Dulu, itulah yang saya pahami dan itulah pemahaman yang mendominasi masyarakat saat ini. Pemahaman bahwa ibu juga berhak mewujudkan mimpi dan mengaplikasikan ilmu, tetap eksis di masyarakat tanpa harus direpotkan oleh urusan anak. Atau keterpaksaan ibu yang harus bekerja ke luar rumah karena tuntutan kebutuhan.
Hidup di alam kapitalis membuat ibu mesti meninggalkan rumah dan anak-anaknya untuk bekerja, jika ingin bertahan hidup. Maka nenek dan baby sitter adalah pilihan lumrah. Lalu akhirnya bersembunyi di balik kata 'terpaksa', yang penting anak kita ada yang menjaga.

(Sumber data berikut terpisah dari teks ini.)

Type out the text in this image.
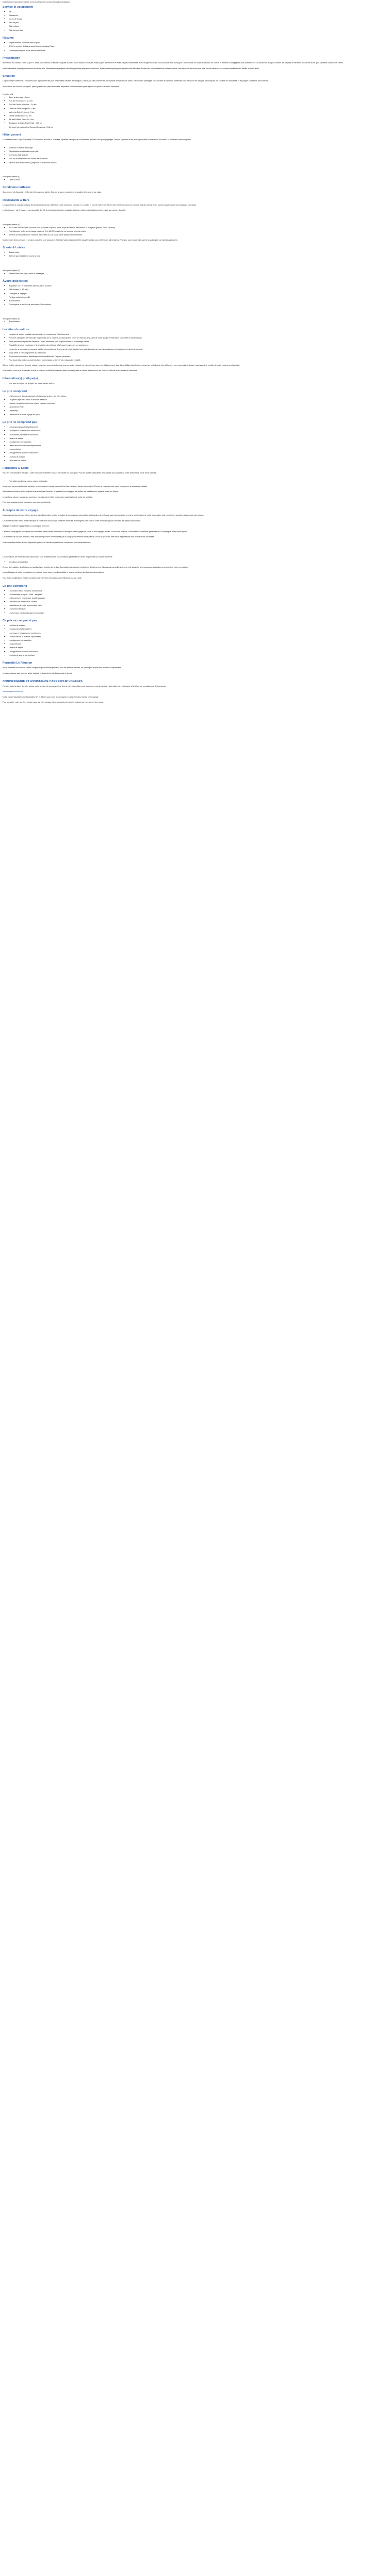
Description Ce joli campement 3 ó est un campement proche Korodjo Cumbagnes :
Service et équipement
▪ wifi
▪ Restaurant
▪ Cours de tennis
▪ Parc de jeux
▪ Club enfants
▪ Club de bien-être
Résumé
▪ Emplacements à l'ombre dans le parc
▪ À 200 m environ de Bains-sous-Vent ou Mustang Resort
▪ Le camping dispose d'une piscine extérieure
Présentation

Bienvenue au Tobasso Hotel & Spa 3*. Nous vous offrons un séjour tranquille au cœur d'une nature préservée, entre plages de sable fin et forêts de pins centenaires. Notre équipe dévouée vous accueille tout au long de l'année dans un cadre chaleureux où confort et détente se conjuguent avec authenticité. Les amoureux du sport comme les adeptes du farniente trouveront ici de quoi satisfaire toutes leurs envies.

Idéalement situé à quelques minutes du centre-ville, l'établissement propose des hébergements spacieux et lumineux, entièrement équipés pour garantir votre bien-être. Profitez de nos installations modernes et de nos nombreux services pour faire de vos vacances un moment inoubliable en famille ou entre amis.

Situation

Le parc Tasso Belvedere / Tosina est situé à proximité des plus beaux sites naturels de la région, à deux pas des commerces, restaurants et activités de loisirs. Sa situation privilégiée vous permet de rayonner facilement pour découvrir les villages pittoresques, les sentiers de randonnée et les plages surveillées des environs.

Accès facile par la route principale, parking gratuit sur place et navette disponible en haute saison pour rejoindre la gare et le centre historique.

Le point relié
▪ Bains à deux pas : 800 m
▪ Plan de mer Douces : 2,2 km
▪ Pont de Préval Branchos : 2,8 km
▪ Canal de Brice Rouge bis : 5 km
▪ Vallée du Soleil (15 min) : 9 km
▪ Centre Vieille-Rose : 12 km
▪ Bai des Petites Gars : 14,1 km
▪ Boutiques de Saint-Jean l'Ovid : 15,5 km
▪ Aéroport International de Rossant-Servières : 31,6 km
Hébergement

Le Tobasso Hotel & Spa 3* compte 211 chambres au total et 12 suites, réparties dans plusieurs bâtiments au cœur d'un parc paysager. Chaque logement a été pensé pour offrir un maximum de confort et d'intimité à ses occupants.

▪ Terrasse ou balcon aménagé
▪ Climatisation et télévision écran plat
▪ Connexion Wifi gratuite
▪ Mini-bar et coffre-fort dans toutes les chambres
▪ Salle de bain avec douche, peignoirs et chaussons fournis
Avec participation (€)
▪ Cable d'accès
Conditions tarifaires

Supplément Lit d'appoint : 15 € / nuit. Animaux non admis. Taxe de séjour en supplément, payable directement sur place.

Restaurants & Bars

Les gourmets ne manqueront pas de découvrir la cuisine raffinée de notre restaurant principal « Le Jardin », ouvert midi et soir. Notre chef met à l'honneur les produits frais du marché et les saveurs locales dans une ambiance conviviale.

Le bar lounge « La Terrasse » vous accueille de 10h à minuit pour déguster cocktails, boissons fraîches et collations légères face au coucher du soleil.

Avec participation (€)
▪ Pour votre confort, nous pouvons vous préparer un panier pique-nique sur simple demande à la réception (prévoir 24h à l'avance).
▪ Petit-déjeuner buffet servi chaque matin de 7h à 10h30 en salle ou en terrasse selon la météo.
▪ Service de restauration en chambre disponible de 11h à 22h, carte spéciale sur demande.

Nos formules demi-pension et pension complète sont proposées à la réservation et peuvent être adaptées selon vos préférences alimentaires. N'hésitez pas à nous faire part de vos allergies ou régimes particuliers.

Sports & Loisirs
▪ Beach volley
▪ Salle de gym et piste de course à pied
Avec participation (€)
▪ Espace bien-être : Spa, soins et massages
Àvoirs disposition
▪ Bicyclette, VTT et trottinettes électriques en location
▪ Club enfants (4-12 ans)
▪ Consignes à bagages
▪ Parking gratuit et surveillé
▪ Blanchisserie
▪ Conciergerie et service de réservation d'excursions
Avec participation (€)
▪ Blanchisserie
Location de voiture
▪ Location de voiture possible directement à la réception de l'établissement.
▪ Plusieurs catégories de véhicules disponibles, de la citadine au monospace, selon vos besoins et la taille de votre groupe. Réservation conseillée en haute saison.
▪ Tarifs préférentiels pour les clients de l'hôtel, assurance tous risques incluse et kilométrage illimité.
▪ Possibilité de prise en charge et de restitution du véhicule à l'aéroport moyennant un supplément.
▪ Le permis de conduire en cours de validité depuis plus de deux ans est exigé, ainsi qu'une carte bancaire au nom du conducteur principal pour le dépôt de garantie.
▪ Siège bébé et GPS disponibles sur demande.
▪ Supplément conducteur additionnel selon conditions de l'agence partenaire.
▪ Pour toute information complémentaire, notre équipe se tient à votre disposition 24h/24.

Afin de profiter pleinement de votre séjour, nous vous recommandons de réserver votre véhicule en même temps que votre hébergement. Les disponibilités étant limitées durant les périodes de forte affluence, une réservation anticipée vous garantit le modèle de votre choix au meilleur tarif.

Une caution vous sera demandée lors de la prise du véhicule et restituée dans son intégralité au retour, sous réserve de l'état du véhicule et du niveau de carburant.

Information(s) pratique(s)
▪ Une taxe de séjour est à régler sur place à votre arrivée.
Le prix comprend :
▪ L'hébergement dans la catégorie choisie pour la durée de votre séjour
▪ Les petits-déjeuners selon la formule réservée
▪ L'accès à la piscine extérieure et aux espaces communs
▪ La connexion Wifi
▪ Le parking
▪ L'assistance de notre équipe sur place
Le prix ne comprend pas :
▪ Le transport jusqu'à l'établissement
▪ Les repas et boissons non mentionnés
▪ Les activités payantes et excursions
▪ La taxe de séjour
▪ Les dépenses personnelles
▪ L'assurance annulation et rapatriement
▪ Les pourboires
▪ Le supplément chambre individuelle
▪ Les frais de dossier
▪ La location de voiture
Formalités & Santé

Pour les ressortissants français : carte nationale d'identité en cours de validité ou passeport. Pour les autres nationalités, renseignez-vous auprès de votre ambassade ou de votre consulat.

▪ Formalités sanitaires : aucun vaccin obligatoire.

Nous vous recommandons de souscrire une assurance voyage couvrant les frais médicaux durant votre séjour. Pensez à emporter votre carte européenne d'assurance maladie.

Informations données à titre indicatif et susceptibles d'évoluer. Il appartient au voyageur de vérifier les conditions en vigueur avant son départ.

Les enfants mineurs voyageant sans leurs parents doivent être munis d'une autorisation de sortie du territoire.

Pour tout renseignement, contactez notre service clientèle.

À propos de votre voyage

Vous voyagez dans les conditions les plus agréables grâce à notre sélection de compagnies partenaires. Les horaires de vol vous sont communiqués lors de la confirmation de votre réservation, puis reconfirmés quelques jours avant votre départ.

Les transferts aller-retour entre l'aéroport et l'hôtel sont inclus dans certaines formules. Renseignez-vous lors de votre réservation pour connaître les options disponibles.

Bagage : franchise bagage selon la compagnie aérienne.

Certaines compagnies appliquent des conditions particulières concernant le transport des bagages de soute et des bagages à main. Nous vous invitons à consulter les conditions générales de la compagnie avant votre départ.

Les horaires de vol sont donnés à titre indicatif et peuvent être modifiés par la compagnie aérienne sans préavis. Nous ne pourrons être tenus responsables des modifications d'horaires.

Nos conseillers restent à votre disposition pour toute demande particulière concernant votre acheminement.

Les conditions de réservation et d'annulation sont détaillées dans nos conditions générales de vente, disponibles sur simple demande.

▪ Conditions d'annulation

En cas d'annulation, des frais seront appliqués en fonction de la date d'annulation par rapport à la date de départ prévue. Nous vous conseillons vivement de souscrire une assurance annulation au moment de votre réservation.

La modification de votre réservation est possible sous réserve de disponibilité et pourra entraîner des frais supplémentaires.

Pour toute modification, veuillez contacter notre service réservations par téléphone ou par email.

Ce prix comprend
▪ Le vol aller-retour en classe économique
▪ Les transferts aéroport - hôtel - aéroport
▪ L'hébergement en chambre double standard
▪ La formule de restauration choisie
▪ L'assistance de notre représentant local
▪ Les taxes d'aéroport
▪ Les services mentionnés dans le descriptif
Ce prix ne comprend pas
▪ Les frais de dossier
▪ Les assurances facultatives
▪ Les repas et boissons non mentionnés
▪ Les excursions et activités optionnelles
▪ Les dépenses personnelles
▪ Les pourboires
▪ La taxe de séjour
▪ Le supplément chambre individuelle
▪ Les frais de visa le cas échéant
Formalité Le Réunion

Pièce d'identité en cours de validité obligatoire pour l'embarquement. Pour les enfants mineurs, se renseigner auprès des autorités compétentes.

Les informations sont fournies à titre indicatif et doivent être vérifiées avant le départ.

CONCIERGERIE ET ASSISTANCE CARREFOUR VOYAGES

Pendant toute la durée de votre séjour, notre service de conciergerie se tient à votre disposition pour répondre à vos demandes : réservation de restaurants, d'activités, de spectacles ou de transports.

www.voyages.carrefour.fr

Notre équipe d'assistance est joignable 7j/7 et 24h/24 pour vous accompagner en cas d'imprévu durant votre voyage.

Pour contacter notre service, rendez-vous sur votre espace client ou appelez le numéro indiqué sur votre carnet de voyage.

Sampai saya mengkaji Islam dan akhirnya memahami betapa peran ibu tak terganti. Islam memberi kemuliaan pada perempuan sebagai ibu pendidik generasi dan pengatur rumah tangga. Menjadi kewajiban bagi perempuan untuk mendidik dan merawat anak-anaknya, menata rumah agar nyaman ditinggali.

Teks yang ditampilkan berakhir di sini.